Wafa Bani Mustafa é uma dessas parlamentares que lutaram para derrubar esse tipo de lei dentro de seu país, a Jordânia. Eleita parlamentar três vezes consecutivas, Mustafa buscava a revogação do Artigo 308 do Código Penal jordaniano (que permite a isenção da pena ao estuprador que se casa com sua vítima) desde 2013. “Eu acredito que a legislação tem o poder de mudar a sociedade. A revogação desse artigo é muito importante para o Sistema de Justiça Criminal porque coloca um fim à impunidade de criminosos. E também é importante para as vítimas, já que o cancelamento desse artigo impede que elas sejam dadas como um presente adicional ao criminoso que as feriu física, psicológica e socialmente”, diz. Já no Líbano, foi o grupo ativista ABAAD que liderou os esforços para a revogação do Artigo 522, como é conhecida a lei no Líbano. A campanha do grupo ganhou destaque no país por realizarem protestos com mulheres usando vestidos de noivas manchados de tinta vermelha, representando o sangue. “No Líbano, ONGs de direitos das mulheres vêm lutando para repelir o artigo 522 por pelo menos 15 anos. Então o que está mudando não é nosso nível de ativismo, mas o fato de que agora temos outras ferramentas para defendermos os direitos das mulheres com as novas tecnologias e as mídias sociais”, diz Soulayma Mardam, do Projeto de Igualdade de Gênero da ABAAD.
Exemplos como esses mostram que o movimento feminista no Oriente Médio tem potencial para conseguir maiores avanços em direção à igualdade no futuro. Por hora, a estratégia é lutar para garantir os direitos humanos básicos. “Houve uma mudança entre as sociedades e os governos depois da primavera árabe, porque as pessoas entenderam que protestos funcionam, e os governos passaram a ter um certo medo dos movimentos da sociedade civil. E em áreas que não são tão controversas, como é o caso dos direitos das mulheres, é mais fácil para o governo simplesmente atender às exigências dos grupos civis do que combate-los”, diz Sarah Yerkes, do Centro Carnegie Endowment para Paz Internacional.

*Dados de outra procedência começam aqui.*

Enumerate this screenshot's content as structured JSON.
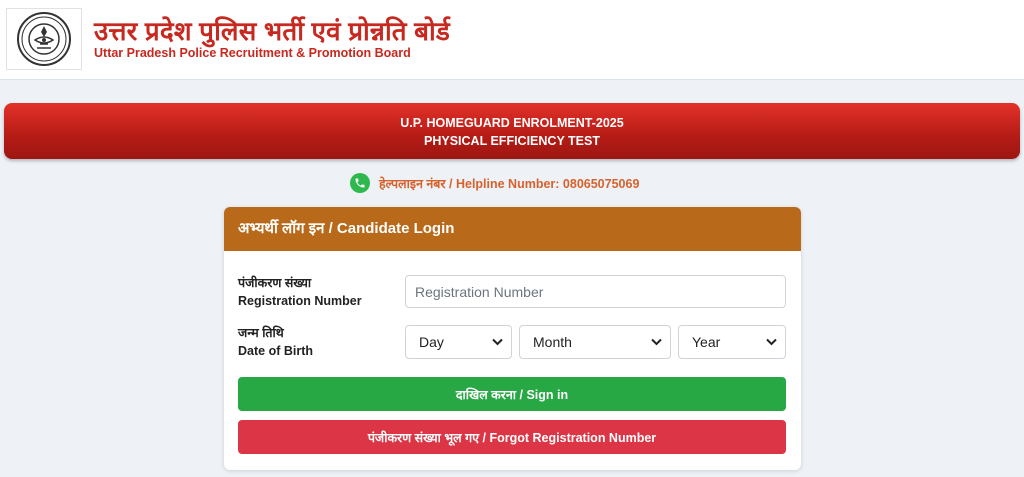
{
  "header": {
    "title_hi": "उत्तर प्रदेश पुलिस भर्ती एवं प्रोन्नति बोर्ड",
    "title_en": "Uttar Pradesh Police Recruitment & Promotion Board",
    "logo_icon": "up-police-emblem-icon"
  },
  "banner": {
    "line1": "U.P. HOMEGUARD ENROLMENT-2025",
    "line2": "PHYSICAL EFFICIENCY TEST"
  },
  "helpline": {
    "icon": "phone-icon",
    "text": "हेल्पलाइन नंबर / Helpline Number: 08065075069"
  },
  "login": {
    "title": "अभ्यर्थी लॉग इन / Candidate Login",
    "reg_label_hi": "पंजीकरण संख्या",
    "reg_label_en": "Registration Number",
    "reg_placeholder": "Registration Number",
    "reg_value": "",
    "dob_label_hi": "जन्म तिथि",
    "dob_label_en": "Date of Birth",
    "day_selected": "Day",
    "month_selected": "Month",
    "year_selected": "Year",
    "signin_label": "दाखिल करना / Sign in",
    "forgot_label": "पंजीकरण संख्या भूल गए / Forgot Registration Number"
  },
  "colors": {
    "brand_red": "#c7281f",
    "banner_red": "#b51b15",
    "card_header": "#b86a1a",
    "helpline": "#d8612b",
    "signin_green": "#28a745",
    "forgot_red": "#dc3545"
  }
}
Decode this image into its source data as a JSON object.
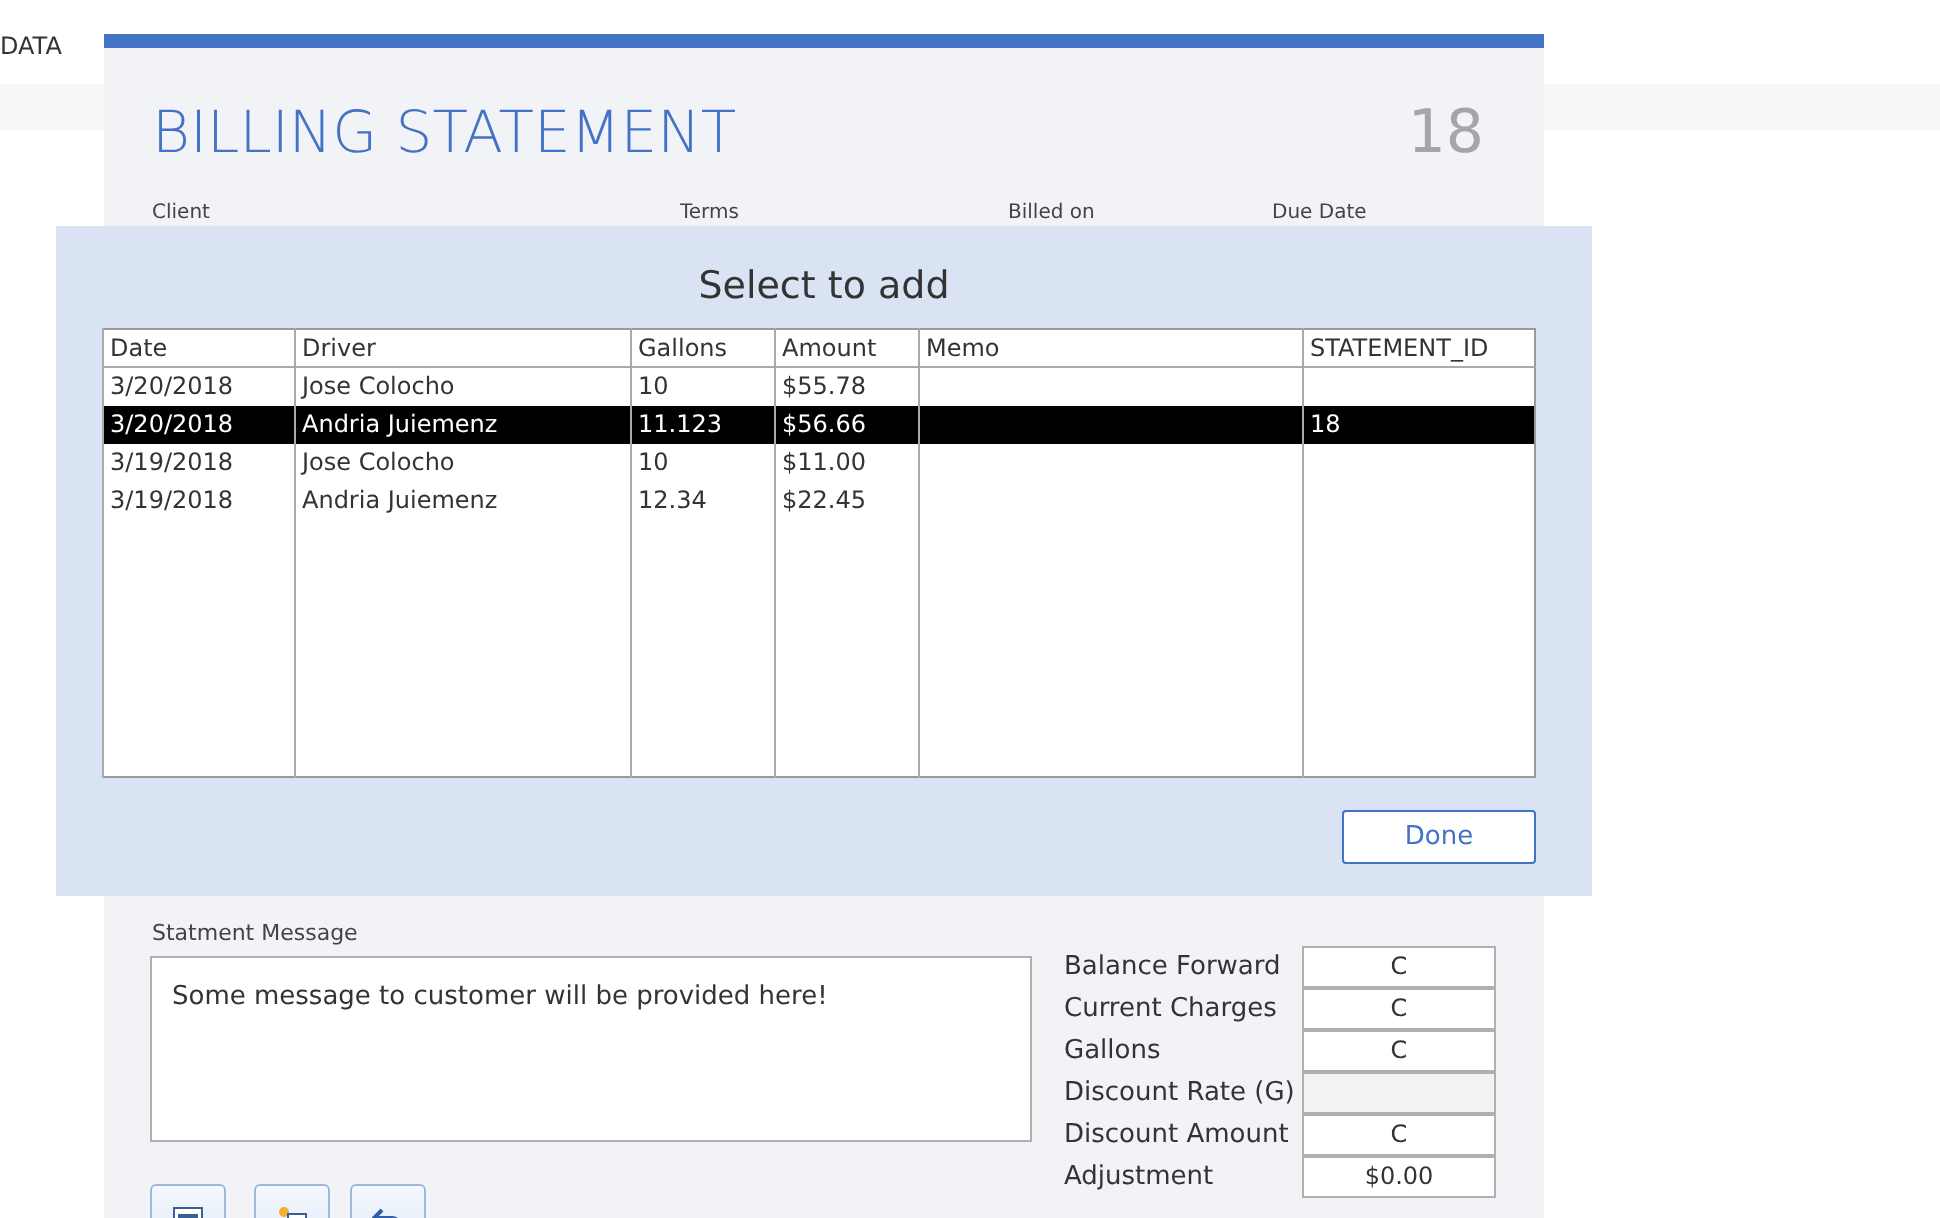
{
  "app_header": {
    "label": "DATA"
  },
  "statement": {
    "title": "BILLING STATEMENT",
    "number": "18",
    "labels": [
      "Client",
      "Terms",
      "Billed on",
      "Due Date"
    ]
  },
  "dialog": {
    "title": "Select to add",
    "columns": [
      "Date",
      "Driver",
      "Gallons",
      "Amount",
      "Memo",
      "STATEMENT_ID"
    ],
    "rows": [
      {
        "cells": [
          "3/20/2018",
          "Jose Colocho",
          "10",
          "$55.78",
          "",
          ""
        ],
        "selected": false
      },
      {
        "cells": [
          "3/20/2018",
          "Andria Juiemenz",
          "11.123",
          "$56.66",
          "",
          "18"
        ],
        "selected": true
      },
      {
        "cells": [
          "3/19/2018",
          "Jose Colocho",
          "10",
          "$11.00",
          "",
          ""
        ],
        "selected": false
      },
      {
        "cells": [
          "3/19/2018",
          "Andria Juiemenz",
          "12.34",
          "$22.45",
          "",
          ""
        ],
        "selected": false
      }
    ],
    "button": "Done"
  },
  "message": {
    "label": "Statment Message",
    "value": "Some message to customer will be provided here!"
  },
  "totals": [
    {
      "label": "Balance Forward",
      "value": "C",
      "disabled": false
    },
    {
      "label": "Current Charges",
      "value": "C",
      "disabled": false
    },
    {
      "label": "Gallons",
      "value": "C",
      "disabled": false
    },
    {
      "label": "Discount Rate (G)",
      "disabled": true
    },
    {
      "label": "Discount Amount",
      "value": "C",
      "disabled": false
    },
    {
      "label": "Adjustment",
      "value": "$0.00",
      "disabled": false
    }
  ],
  "toolbar": [
    {
      "kind": "report"
    },
    {
      "kind": "new"
    },
    {
      "kind": "undo"
    }
  ]
}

E o principal indicativo de que a conquista dos direitos por parte das mulheres está chegando ao Oriente Médio são as crescentes taxas de educação da população feminina: em quase dois terços dos países da região, existem mais mulheres do que homens nas Universidades. “A primeira coisa necessária para que ocorra uma mudança é uma liderança interessada em políticas liberais. E a segunda coisa que é importante é que esses 4 países [Tunísia, Marrocos, Líbano, Jordânia] têm uma história forte de educação feminina e de movimentos femininos. Você não pode empoderar mulheres e você não pode mudar a sociedade e mudar as leis se as mulheres não receberem o poder da educação”, diz Loubna Hanna, antropóloga marroquina.